多项研究表明,与正常听力(NH)听众相比,人工耳蜗(CI)使用者识别乐器音色的能力有所下降。然而,大多数这些研究都集中在需要特定音乐知识的任务上。相比之下,本研究使用多维标度(MDS)范式调查 CI 受试者对音色的感知。主要目的是研究 CI 受试者是否使用与 NH 听众相同的线索来区分乐器的音色。
三组 10 名 NH 受试者和一组 10 名 CI 受试者被要求在乐器声音对之间进行不相似性判断。刺激物是 16 个跨越广泛乐器家族的合成乐器音,所有声音的基频(261Hz)相同,在实验前在响度和感知时长方面平衡。一组 NH 受试者听未处理的刺激。另外两组 NH 受试者听通过四通道或八通道噪声声码器播放的相同刺激,该声码器旨在模拟真实 CI 执行的信号处理。受试者听到所有可能的乐器对组合,并必须为每对声音估计两个声音之间的不相似程度。这些估计用于构建不相似性矩阵,然后使用 MDS 模型进一步分析这些矩阵。该模型输出为每个受试者组提供了刺激之间感知距离的最佳图形表示(所谓的“音色空间”)。

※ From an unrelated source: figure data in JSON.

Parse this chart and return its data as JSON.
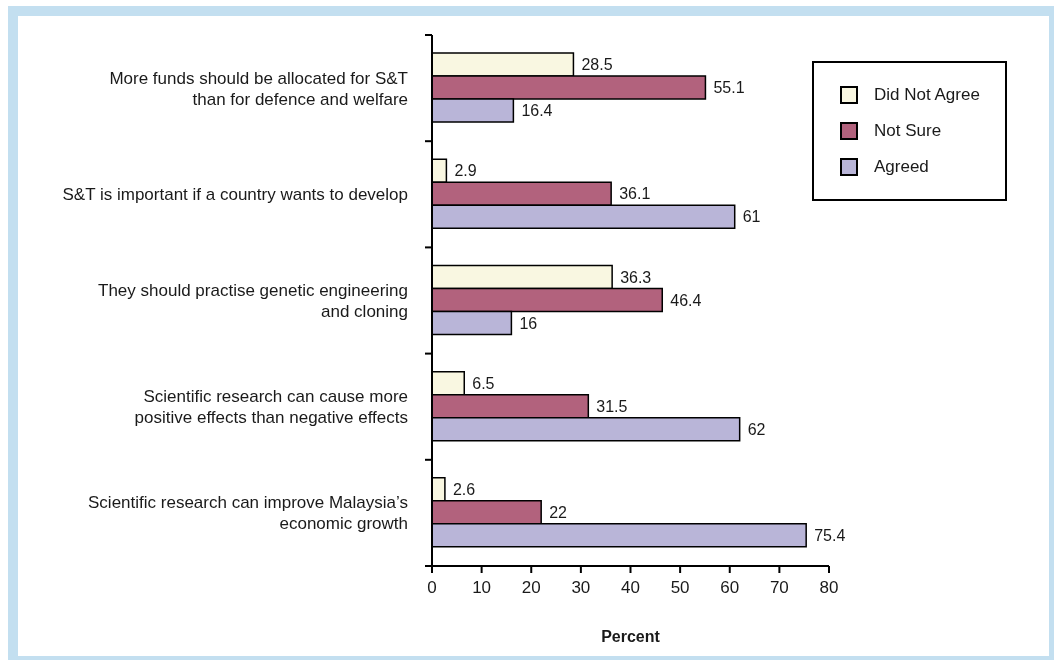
{
  "chart_data": {
    "type": "bar",
    "orientation": "horizontal",
    "categories": [
      "More funds should be allocated for S&T\nthan for defence and welfare",
      "S&T is important if a country wants to develop",
      "They should practise genetic engineering\nand cloning",
      "Scientific research can cause more\npositive effects than negative effects",
      "Scientific research can improve Malaysia’s\neconomic growth"
    ],
    "series": [
      {
        "name": "Did Not Agree",
        "color": "#f9f7e1",
        "values": [
          28.5,
          2.9,
          36.3,
          6.5,
          2.6
        ]
      },
      {
        "name": "Not Sure",
        "color": "#b2627d",
        "values": [
          55.1,
          36.1,
          46.4,
          31.5,
          22
        ]
      },
      {
        "name": "Agreed",
        "color": "#b9b5d8",
        "values": [
          16.4,
          61,
          16,
          62,
          75.4
        ]
      }
    ],
    "xlabel": "Percent",
    "xlim": [
      0,
      80
    ],
    "xticks": [
      0,
      10,
      20,
      30,
      40,
      50,
      60,
      70,
      80
    ],
    "data_labels": true,
    "legend": "top right"
  }
}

对于所有组,音色空间的前两个维度非常相似,并且与攻击时间的对数和频谱包络的重心分别强烈相关。第三维度的声学相关因素在组间有所不同,但仅占 MDS 解决方案解释方差的一小部分。令人惊讶的是,与处理过的刺激相比,CI 受试者和 NH 受试者在噪声声码器模拟中对音色的判断更重视频谱包络维度,而对攻击时间维度的重视程度较低。在真实和模拟 CI 中,光谱包络线索相对更显著的一个可能原因是,局部精细光谱细节的退化导致刺激持续时间内的光谱包络更稳定。
对于孤立乐器声音的音乐音色的内部表示,NH 和 CI 听众之间被发现是相似的。这表明,旨在提高 CI 中音色识别的训练程序确实将训练 CI 受试者使用与 NH 听众相同的线索。此外,听噪声声码化声音的 NH 受试者似乎是 CI 音色感知的良好模型,因为他们表现出与 CI 受试者相同的前两个感知维度,并且还表现出对这两个维度应用的感知权重的相似变化。这最后一个发现验证了使用模拟来评估和比较训练程序以改善 CI 中的音色感知。